Per Wikipedia on moment-generating functions to quote:
However, a key problem with moment-generating functions is that moments and the moment-generating function may not exist, as the integrals need not converge absolutely. By contrast, the characteristic function or Fourier transform always exists (because it is the integral of a bounded function on a space of finite measure), and for some purposes may be used instead.
In particular, for the log-normal distribution:
All moments of the log-normal distribution exist...However, the expected value ${E} {[e^{tX}]}$ is not defined for any positive value of the argument t as the defining integral diverges. In consequence the moment generating function is not defined.[5] The last is related to the fact that the lognormal distribution is not uniquely determined by its moments.

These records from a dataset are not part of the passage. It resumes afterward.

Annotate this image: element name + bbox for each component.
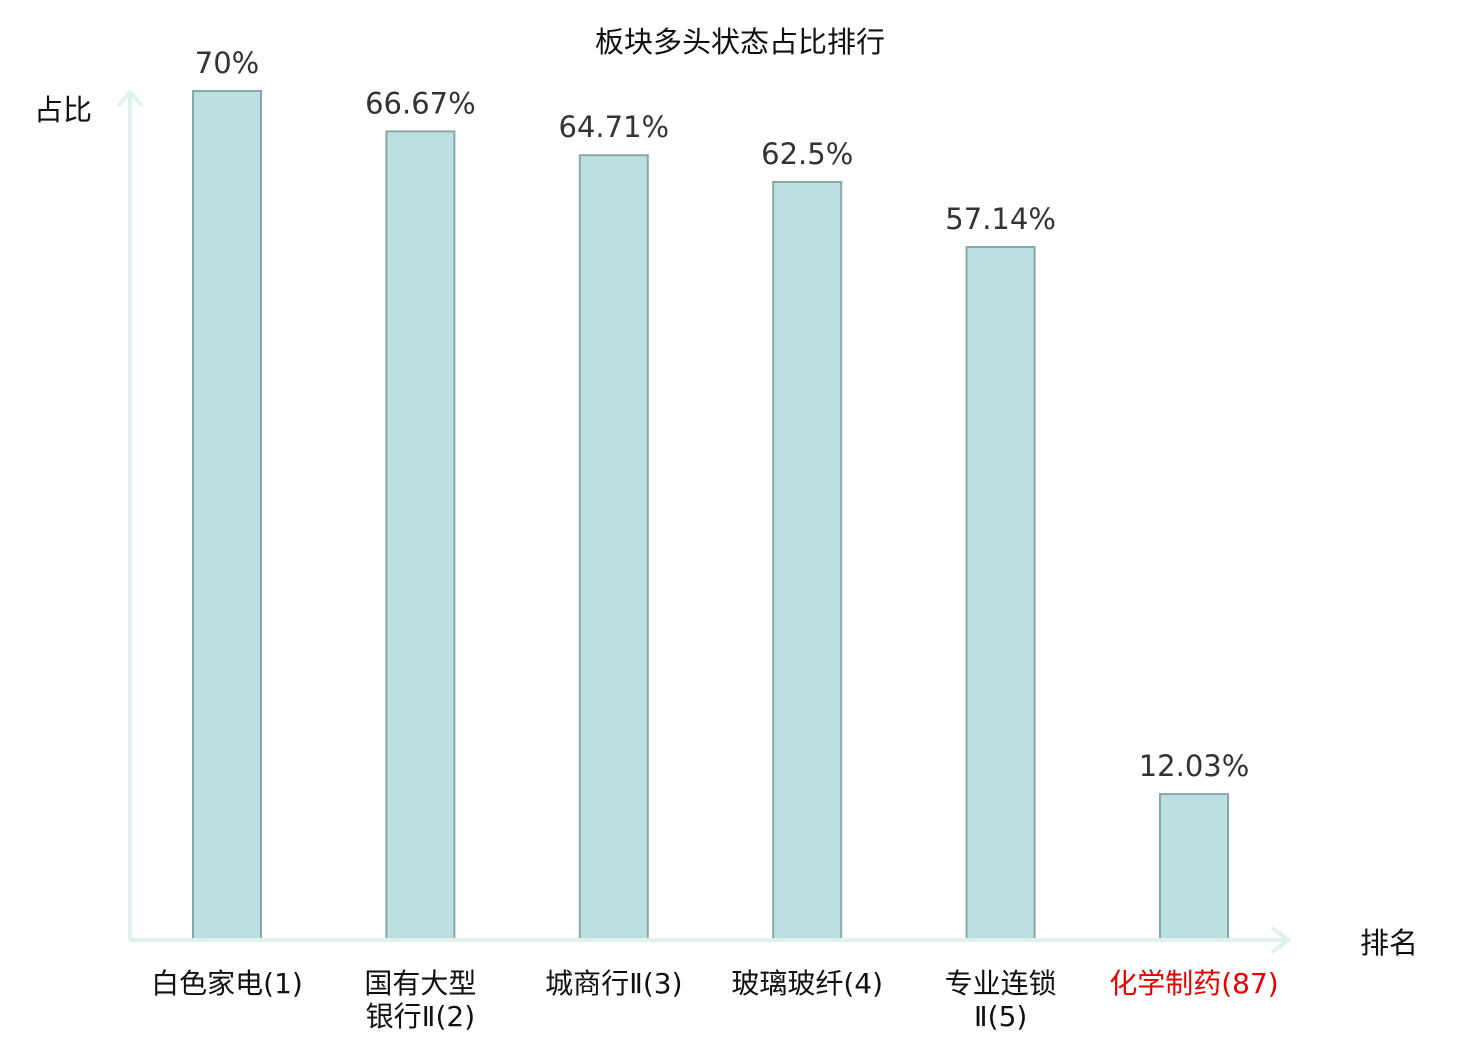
bar — [965, 246, 1036, 941]
bar-value-label: 70% — [195, 46, 259, 80]
bar — [772, 181, 843, 941]
bars-group — [192, 90, 1229, 941]
bar — [1159, 793, 1229, 941]
bar — [192, 90, 262, 941]
bar — [385, 130, 456, 941]
category-label: 城商行Ⅱ(3) — [545, 967, 682, 1000]
chart-title: 板块多头状态占比排行 — [595, 25, 885, 59]
bar-value-label: 66.67% — [365, 86, 476, 120]
category-label: 专业连锁 Ⅱ(5) — [945, 967, 1057, 1033]
category-label-line: 城商行Ⅱ(3) — [545, 967, 682, 1000]
bar-value-label: 62.5% — [761, 137, 853, 171]
category-label: 玻璃玻纤(4) — [731, 967, 883, 1000]
value-labels-group: 70% 66.67% 64.71% 62.5% 57.14% 12.03% — [195, 46, 1250, 783]
x-axis-label: 排名 — [1360, 926, 1418, 960]
x-axis-arrow — [1270, 926, 1292, 954]
category-label: 化学制药(87) — [1109, 967, 1278, 1000]
bar-value-label: 64.71% — [559, 110, 670, 144]
bar — [578, 154, 649, 941]
axes — [116, 88, 1292, 954]
category-label-line: Ⅱ(5) — [974, 1000, 1027, 1033]
category-label-line: 银行Ⅱ(2) — [366, 1000, 475, 1033]
category-label: 白色家电(1) — [151, 967, 303, 1000]
category-label-line: 化学制药(87) — [1109, 967, 1278, 1000]
category-label-line: 专业连锁 — [945, 967, 1057, 1000]
category-label-line: 白色家电(1) — [151, 967, 303, 1000]
y-axis-label: 占比 — [34, 93, 92, 127]
y-axis-arrow — [116, 88, 144, 108]
category-label-line: 国有大型 — [364, 967, 476, 1000]
category-label: 国有大型银行Ⅱ(2) — [364, 967, 476, 1033]
category-label-line: 玻璃玻纤(4) — [731, 967, 883, 1000]
bar-value-label: 57.14% — [945, 202, 1056, 236]
bar-value-label: 12.03% — [1139, 749, 1250, 783]
category-labels-group: 白色家电(1) 国有大型银行Ⅱ(2) 城商行Ⅱ(3) 玻璃玻纤(4) 专业连锁 Ⅱ(5) 化… — [151, 967, 1279, 1033]
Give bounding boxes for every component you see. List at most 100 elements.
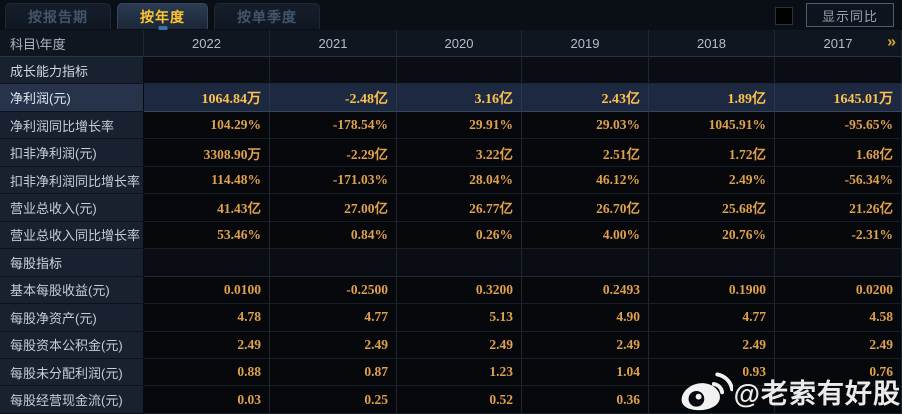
row-label: 营业总收入同比增长率 <box>0 221 144 250</box>
value-cell: 2.49 <box>144 331 270 359</box>
value-cell: 104.29% <box>144 111 270 140</box>
value-cell: 4.90 <box>522 304 649 332</box>
value-cell: 0.87 <box>270 358 397 387</box>
column-header-year-2020[interactable]: 2020 <box>397 30 522 57</box>
section-row-empty-cell <box>522 249 649 277</box>
tab-report-period[interactable]: 按报告期 <box>5 3 111 29</box>
value-cell: 2.49 <box>270 331 397 359</box>
section-row-empty-cell <box>649 57 775 85</box>
value-cell: 41.43亿 <box>144 194 270 222</box>
year-label: 2021 <box>318 35 348 51</box>
column-header-year-2017[interactable]: 2017 » <box>775 30 902 57</box>
value-cell: 3308.90万 <box>144 139 270 167</box>
row-label: 每股经营现金流(元) <box>0 386 144 414</box>
year-label: 2020 <box>444 35 474 51</box>
show-yoy-checkbox[interactable] <box>774 7 793 25</box>
value-cell: 4.77 <box>649 304 775 332</box>
value-cell: 2.49 <box>397 331 522 359</box>
value-cell: -178.54% <box>270 111 397 140</box>
column-header-year-2019[interactable]: 2019 <box>522 30 649 57</box>
section-row-empty-cell <box>270 249 397 277</box>
column-header-year-2021[interactable]: 2021 <box>270 30 397 57</box>
row-label: 基本每股收益(元) <box>0 276 144 305</box>
value-cell: 3.22亿 <box>397 139 522 167</box>
value-cell: 0.52 <box>397 386 522 414</box>
section-row-empty-cell <box>270 57 397 85</box>
section-row-empty-cell <box>397 57 522 85</box>
value-cell: 0.1900 <box>649 276 775 305</box>
value-cell: 28.04% <box>397 166 522 195</box>
section-row-label: 每股指标 <box>0 249 144 277</box>
section-row-empty-cell <box>397 249 522 277</box>
tab-single-quarter[interactable]: 按单季度 <box>214 3 320 29</box>
value-cell: 1.04 <box>522 358 649 387</box>
row-label: 每股资本公积金(元) <box>0 331 144 359</box>
row-label: 净利润同比增长率 <box>0 111 144 140</box>
value-cell: 0.26% <box>397 221 522 250</box>
value-cell: -95.65% <box>775 111 902 140</box>
value-cell: 0.2493 <box>522 276 649 305</box>
value-cell: 21.26亿 <box>775 194 902 222</box>
period-tab-bar: 按报告期 按年度 按单季度 显示同比 <box>0 0 902 30</box>
value-cell: 0.03 <box>144 386 270 414</box>
section-row-empty-cell <box>144 249 270 277</box>
column-header-year-2018[interactable]: 2018 <box>649 30 775 57</box>
value-cell: 2.49 <box>649 331 775 359</box>
value-cell: 3.16亿 <box>397 84 522 112</box>
year-label: 2022 <box>192 35 221 51</box>
value-cell: 0.93 <box>649 358 775 387</box>
value-cell: 5.13 <box>397 304 522 332</box>
column-header-year-2022[interactable]: 2022 <box>144 30 270 57</box>
section-row-empty-cell <box>522 57 649 85</box>
value-cell: 26.77亿 <box>397 194 522 222</box>
value-cell: 27.00亿 <box>270 194 397 222</box>
show-yoy-button[interactable]: 显示同比 <box>805 3 894 27</box>
value-cell: 53.46% <box>144 221 270 250</box>
value-cell: -2.29亿 <box>270 139 397 167</box>
value-cell: 2.49 <box>775 331 902 359</box>
value-cell: 4.58 <box>775 304 902 332</box>
section-row-empty-cell <box>775 57 902 85</box>
value-cell: -2.48亿 <box>270 84 397 112</box>
row-label: 每股未分配利润(元) <box>0 358 144 387</box>
value-cell: 0.76 <box>775 358 902 387</box>
row-label: 每股净资产(元) <box>0 304 144 332</box>
value-cell: -0.2500 <box>270 276 397 305</box>
value-cell: 1.68亿 <box>775 139 902 167</box>
value-cell: 1045.91% <box>649 111 775 140</box>
row-label: 扣非净利润同比增长率 <box>0 166 144 195</box>
section-row-empty-cell <box>775 249 902 277</box>
value-cell: 0.84% <box>270 221 397 250</box>
section-row-empty-cell <box>649 249 775 277</box>
value-cell: -56.34% <box>775 166 902 195</box>
row-label: 营业总收入(元) <box>0 194 144 222</box>
value-cell: -171.03% <box>270 166 397 195</box>
value-cell: 0.3200 <box>397 276 522 305</box>
value-cell <box>775 386 902 414</box>
value-cell: 29.03% <box>522 111 649 140</box>
value-cell: 46.12% <box>522 166 649 195</box>
value-cell: 2.49% <box>649 166 775 195</box>
value-cell: 20.76% <box>649 221 775 250</box>
section-row-empty-cell <box>144 57 270 85</box>
value-cell: 2.51亿 <box>522 139 649 167</box>
value-cell: 25.68亿 <box>649 194 775 222</box>
value-cell: 4.00% <box>522 221 649 250</box>
value-cell: 0.25 <box>270 386 397 414</box>
value-cell <box>649 386 775 414</box>
row-label: 净利润(元) <box>0 84 144 112</box>
value-cell: 1064.84万 <box>144 84 270 112</box>
value-cell: 4.77 <box>270 304 397 332</box>
value-cell: 29.91% <box>397 111 522 140</box>
tab-annual[interactable]: 按年度 <box>117 3 208 29</box>
value-cell: 0.0100 <box>144 276 270 305</box>
value-cell: 2.49 <box>522 331 649 359</box>
more-years-icon[interactable]: » <box>887 33 896 51</box>
year-label: 2018 <box>697 35 726 51</box>
value-cell: 4.78 <box>144 304 270 332</box>
row-label: 扣非净利润(元) <box>0 139 144 167</box>
year-label: 2019 <box>570 35 600 51</box>
value-cell: -2.31% <box>775 221 902 250</box>
value-cell: 0.36 <box>522 386 649 414</box>
section-row-label: 成长能力指标 <box>0 57 144 85</box>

The characteristic function ${E} {[e^{itX}]}$ is defined for real values of t but is not defined for any complex value of t that has a negative imaginary part, and therefore the characteristic function is not analytic at the origin. In consequence, the characteristic function of the log-normal distribution cannot be represented as an infinite convergent series.[6]
So, even though all moments of the log-normal distribution exist, the MGF defining integral must still converge for positive and negative values of t. Interestingly, the characteristic function of the log-normal distribution also does not produce a convergent series either for t a complex number with a negative imaginary number.
This may be related to the apparent fact that 'log-normal distribution is not uniquely determined by its moments'.